Die Figuren aus der TV-Serie "Die Profis" gehören deren derzeitigen Rechte-Inhabern. Da diese Story nur zu meinem eigenen Vergnügen - und dem des geneigten Lesers - geschrieben wurde, habe ich mir erlaubt, die Jungs auszuleihen, und gehe davon aus, dass dies keine Verletzung nationalen oder internationalen Copyright-Rechts darstellt.
Diese Story wurde zusammen mit Susi geplottet. Hierzu gibt es auch eine englische Variante von Susi: Georgie Boy (und die übersetzte Variante meiner Story Joys of Fatherhood). Vielen Dank an Susi und Renate für ihre Hilfe und Ermutigung.

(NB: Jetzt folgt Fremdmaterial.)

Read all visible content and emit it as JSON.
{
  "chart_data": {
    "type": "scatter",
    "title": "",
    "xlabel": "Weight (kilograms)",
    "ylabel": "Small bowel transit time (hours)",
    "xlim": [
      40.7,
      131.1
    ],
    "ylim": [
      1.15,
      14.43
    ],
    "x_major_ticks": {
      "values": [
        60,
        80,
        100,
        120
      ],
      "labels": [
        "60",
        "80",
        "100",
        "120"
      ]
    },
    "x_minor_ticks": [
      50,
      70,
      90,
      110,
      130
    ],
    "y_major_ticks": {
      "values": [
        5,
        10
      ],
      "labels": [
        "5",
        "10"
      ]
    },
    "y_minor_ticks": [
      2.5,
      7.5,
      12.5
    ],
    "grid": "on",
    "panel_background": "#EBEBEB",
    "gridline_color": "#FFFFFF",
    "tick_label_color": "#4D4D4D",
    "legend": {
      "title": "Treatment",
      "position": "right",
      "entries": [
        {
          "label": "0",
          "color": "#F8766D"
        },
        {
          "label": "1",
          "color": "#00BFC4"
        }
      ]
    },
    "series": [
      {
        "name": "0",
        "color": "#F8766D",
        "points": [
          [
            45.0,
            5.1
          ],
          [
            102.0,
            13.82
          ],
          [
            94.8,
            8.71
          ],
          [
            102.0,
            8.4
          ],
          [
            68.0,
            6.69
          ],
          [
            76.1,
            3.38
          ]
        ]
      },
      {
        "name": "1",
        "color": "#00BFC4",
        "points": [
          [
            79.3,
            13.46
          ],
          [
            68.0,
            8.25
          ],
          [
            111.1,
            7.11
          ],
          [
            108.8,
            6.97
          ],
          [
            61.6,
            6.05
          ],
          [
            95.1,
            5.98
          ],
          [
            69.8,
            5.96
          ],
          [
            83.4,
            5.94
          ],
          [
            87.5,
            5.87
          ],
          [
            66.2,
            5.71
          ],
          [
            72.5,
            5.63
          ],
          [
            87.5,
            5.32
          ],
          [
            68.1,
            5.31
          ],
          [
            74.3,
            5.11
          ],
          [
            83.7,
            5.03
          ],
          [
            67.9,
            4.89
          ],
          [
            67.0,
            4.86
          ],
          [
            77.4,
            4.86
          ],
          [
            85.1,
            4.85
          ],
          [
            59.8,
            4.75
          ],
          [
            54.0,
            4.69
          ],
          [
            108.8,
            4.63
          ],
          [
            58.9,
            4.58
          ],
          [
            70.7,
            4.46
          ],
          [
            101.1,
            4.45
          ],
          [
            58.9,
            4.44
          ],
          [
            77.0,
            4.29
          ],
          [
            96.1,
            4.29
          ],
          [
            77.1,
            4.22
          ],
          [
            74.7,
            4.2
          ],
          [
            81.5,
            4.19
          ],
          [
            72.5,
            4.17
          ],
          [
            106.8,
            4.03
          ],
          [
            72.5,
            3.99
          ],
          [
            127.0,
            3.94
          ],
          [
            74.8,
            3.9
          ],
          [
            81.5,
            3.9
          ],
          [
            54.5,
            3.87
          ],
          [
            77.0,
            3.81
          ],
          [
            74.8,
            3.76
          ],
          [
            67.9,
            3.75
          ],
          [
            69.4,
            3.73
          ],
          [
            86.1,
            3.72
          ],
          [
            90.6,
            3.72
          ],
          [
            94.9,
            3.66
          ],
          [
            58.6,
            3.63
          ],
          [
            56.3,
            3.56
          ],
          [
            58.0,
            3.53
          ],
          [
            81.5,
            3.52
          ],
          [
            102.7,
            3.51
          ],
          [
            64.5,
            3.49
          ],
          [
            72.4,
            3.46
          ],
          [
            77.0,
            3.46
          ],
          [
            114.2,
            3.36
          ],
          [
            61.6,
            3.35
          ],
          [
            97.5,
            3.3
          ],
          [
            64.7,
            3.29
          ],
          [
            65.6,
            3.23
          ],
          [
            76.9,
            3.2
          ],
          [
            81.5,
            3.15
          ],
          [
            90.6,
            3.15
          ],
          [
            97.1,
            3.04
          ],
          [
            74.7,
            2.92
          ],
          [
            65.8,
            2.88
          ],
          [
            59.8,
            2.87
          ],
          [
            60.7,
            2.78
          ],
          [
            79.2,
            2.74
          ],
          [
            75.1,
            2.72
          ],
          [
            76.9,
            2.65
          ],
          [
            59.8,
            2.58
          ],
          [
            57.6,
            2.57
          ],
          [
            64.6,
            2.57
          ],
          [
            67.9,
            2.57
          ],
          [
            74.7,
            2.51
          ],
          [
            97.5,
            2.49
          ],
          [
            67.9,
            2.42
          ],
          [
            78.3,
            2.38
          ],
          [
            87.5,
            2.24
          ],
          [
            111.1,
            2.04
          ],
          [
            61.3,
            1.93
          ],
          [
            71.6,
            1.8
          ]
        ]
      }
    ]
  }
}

Dies ist die erste Story, die ich geschrieben habe, und es hat mächtig Spaß gemacht. Ich bin tagelang mit einem Grinsen im Gesicht herumgelaufen. Fragt dazu auch mal Susi ...
Vaterfreuden
Es ist später Nachmittag, Bodie und Doyle verlassen das HQ. Auf dem Weg zu seinen Wagen fragt Doyle:
Hey, Bodie, kommst Du noch mit auf ein Glas Bier?

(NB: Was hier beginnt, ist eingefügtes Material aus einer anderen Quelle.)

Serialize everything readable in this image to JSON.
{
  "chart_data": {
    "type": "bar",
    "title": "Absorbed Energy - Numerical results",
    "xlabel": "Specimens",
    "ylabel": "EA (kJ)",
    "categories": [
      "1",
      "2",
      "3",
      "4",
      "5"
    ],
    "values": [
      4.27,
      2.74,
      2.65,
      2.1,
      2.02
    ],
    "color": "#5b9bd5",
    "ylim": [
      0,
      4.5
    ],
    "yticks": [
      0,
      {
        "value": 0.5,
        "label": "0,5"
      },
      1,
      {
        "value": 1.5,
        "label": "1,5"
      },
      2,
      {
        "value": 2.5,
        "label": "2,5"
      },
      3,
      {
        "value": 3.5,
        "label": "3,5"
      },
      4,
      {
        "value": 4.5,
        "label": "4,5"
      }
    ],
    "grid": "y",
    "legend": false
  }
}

Ja, aber nur kurz, ich bekomme heute noch Besuch.
In ihrem Lieblingspub angekommen, geht Doyle zum Tresen und kauft zwei Glas Bier, während es sich Bodie bereits an einem der Tische gemütlich macht. Doyle schiebt Bodie das Bier über den Tisch zu und macht ihn darauf aufmerksam, dass die nächste Runde auf ihn geht. Schweigend nippen sie an ihrem Bier.
Mit einem breiten Grinsen auf dem Gesicht meint Doyle plötzlich: Woher hast Du eigentlich diese dämliche Wasserpistole? Wohl dem Nachbarsjungen geklaut?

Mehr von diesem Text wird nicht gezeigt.